Manasseh, however, is a king whose story is rather the opposite. People often cite Hezekiah (Manasseh father) as an example that we should trust God's will in things and not ask him to change anything. They say that God intended Hezekiah to die, but he begged for longer life and his wish was granted. But the result was that his son Manasseh was born, a king who "made Judah and the inhabitants of Jerusalem to err, and to do worse than the heathen, whom the Lord had destroyed before the children of Israel." Manasseh is remembered as the worst king Judah ever had. So people say that Hezekiah should not have had his extra 15 years. And if you only read the story in 2 Kings there does seem to be truth in that. Yet that is not the end of Manasseh's story, although you have to go to 2 Chronicles to get "the rest of the story" as Paul Harvey would say. In fact, Manasseh was taken captive by the king of Assyria, and in his imprisonment he turned to God. He was later released and sent back to rule over Judah again. The fact that the Assyrian king let him go is in itself is amazing. What is even more amazing is that Manasseh destroyed all the idols he had built and ordered the Israelites to worship the true God and forsake idols. Can we say witness? Manasseh may have led the people to sin, but they didn't exactly go kicking and screaming. They were followers. They followed their king into sin, and they followed him back out of it.

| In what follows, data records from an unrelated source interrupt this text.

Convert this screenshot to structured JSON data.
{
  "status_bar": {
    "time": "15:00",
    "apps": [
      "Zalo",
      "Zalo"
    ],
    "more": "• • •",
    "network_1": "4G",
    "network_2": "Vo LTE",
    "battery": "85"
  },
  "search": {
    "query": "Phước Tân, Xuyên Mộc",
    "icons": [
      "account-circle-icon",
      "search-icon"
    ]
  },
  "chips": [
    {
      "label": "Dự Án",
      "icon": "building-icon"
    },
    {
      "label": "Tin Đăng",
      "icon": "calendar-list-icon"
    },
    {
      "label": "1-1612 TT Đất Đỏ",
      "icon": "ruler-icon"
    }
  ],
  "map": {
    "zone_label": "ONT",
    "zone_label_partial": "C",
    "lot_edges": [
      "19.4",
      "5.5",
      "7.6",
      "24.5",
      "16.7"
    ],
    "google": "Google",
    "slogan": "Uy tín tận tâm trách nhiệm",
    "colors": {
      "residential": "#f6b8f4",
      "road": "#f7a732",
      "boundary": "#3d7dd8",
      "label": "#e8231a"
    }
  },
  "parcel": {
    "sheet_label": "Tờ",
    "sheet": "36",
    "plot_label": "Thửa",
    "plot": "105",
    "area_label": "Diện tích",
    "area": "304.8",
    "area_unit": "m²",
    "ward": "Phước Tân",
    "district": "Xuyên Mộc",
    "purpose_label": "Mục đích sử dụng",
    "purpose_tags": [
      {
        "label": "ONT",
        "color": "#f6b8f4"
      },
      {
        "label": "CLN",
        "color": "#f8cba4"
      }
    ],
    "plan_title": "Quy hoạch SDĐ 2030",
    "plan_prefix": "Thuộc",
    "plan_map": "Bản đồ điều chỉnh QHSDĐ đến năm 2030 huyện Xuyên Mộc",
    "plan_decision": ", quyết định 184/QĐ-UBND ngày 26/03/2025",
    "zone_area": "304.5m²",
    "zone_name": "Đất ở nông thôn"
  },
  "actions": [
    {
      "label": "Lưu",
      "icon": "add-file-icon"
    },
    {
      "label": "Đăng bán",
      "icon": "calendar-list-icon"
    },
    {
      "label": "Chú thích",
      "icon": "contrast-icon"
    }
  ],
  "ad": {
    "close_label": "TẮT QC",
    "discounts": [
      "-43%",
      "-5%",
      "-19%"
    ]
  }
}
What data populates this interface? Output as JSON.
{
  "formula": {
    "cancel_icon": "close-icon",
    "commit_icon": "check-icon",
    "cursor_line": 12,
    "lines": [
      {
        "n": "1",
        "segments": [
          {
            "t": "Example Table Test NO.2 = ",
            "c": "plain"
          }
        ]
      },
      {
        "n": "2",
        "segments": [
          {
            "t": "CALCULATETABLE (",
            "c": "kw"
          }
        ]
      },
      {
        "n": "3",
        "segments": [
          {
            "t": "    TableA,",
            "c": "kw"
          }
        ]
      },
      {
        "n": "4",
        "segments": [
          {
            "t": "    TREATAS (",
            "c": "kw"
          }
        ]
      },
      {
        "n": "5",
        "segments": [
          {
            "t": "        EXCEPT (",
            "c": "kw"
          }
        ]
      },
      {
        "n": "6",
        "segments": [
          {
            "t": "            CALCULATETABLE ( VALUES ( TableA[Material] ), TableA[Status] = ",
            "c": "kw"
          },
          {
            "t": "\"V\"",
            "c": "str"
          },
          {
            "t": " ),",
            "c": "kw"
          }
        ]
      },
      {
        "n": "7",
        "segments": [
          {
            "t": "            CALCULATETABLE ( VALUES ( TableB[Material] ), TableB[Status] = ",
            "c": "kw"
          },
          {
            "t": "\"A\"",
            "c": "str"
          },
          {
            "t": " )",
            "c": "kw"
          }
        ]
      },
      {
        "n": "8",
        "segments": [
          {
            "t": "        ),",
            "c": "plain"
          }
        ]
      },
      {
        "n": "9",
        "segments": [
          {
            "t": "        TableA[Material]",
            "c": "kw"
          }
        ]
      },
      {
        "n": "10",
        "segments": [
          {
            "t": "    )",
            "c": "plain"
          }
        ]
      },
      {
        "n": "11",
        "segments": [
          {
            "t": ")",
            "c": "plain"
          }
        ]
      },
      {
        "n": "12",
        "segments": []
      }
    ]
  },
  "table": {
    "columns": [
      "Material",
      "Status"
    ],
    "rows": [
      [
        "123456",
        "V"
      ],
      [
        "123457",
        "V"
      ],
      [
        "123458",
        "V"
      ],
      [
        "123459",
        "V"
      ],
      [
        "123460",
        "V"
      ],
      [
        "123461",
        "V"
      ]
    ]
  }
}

And that still isn't the end of Manasseh's story. His son, Amon, reigned after him. Amon was evil, and God only saw fit to let him reign two years before he died at the tender age of 24. But his son, Josiah, (Manasseh's grandson, who would never have been born if Manasseh had never been born) was perhaps the greatest king Judah ever had, next to David. He brought a great revival to Judah and to Israel as well!

So I say pray on, ladies. If God tells you something you don't like, don't be afraid to ask him to change it. Even Jesus asked God to change something he didn't like! Just make sure your heart is in neutral when it comes to the answer. Ultimately, God is in control and will grant or deny as he sees fit. We have to trust him either way, knowing he knows "the rest of the story".

(These stories start in 2 Kings 18 and 2 Chronicles 29 if you're interested in reading them yourselves.)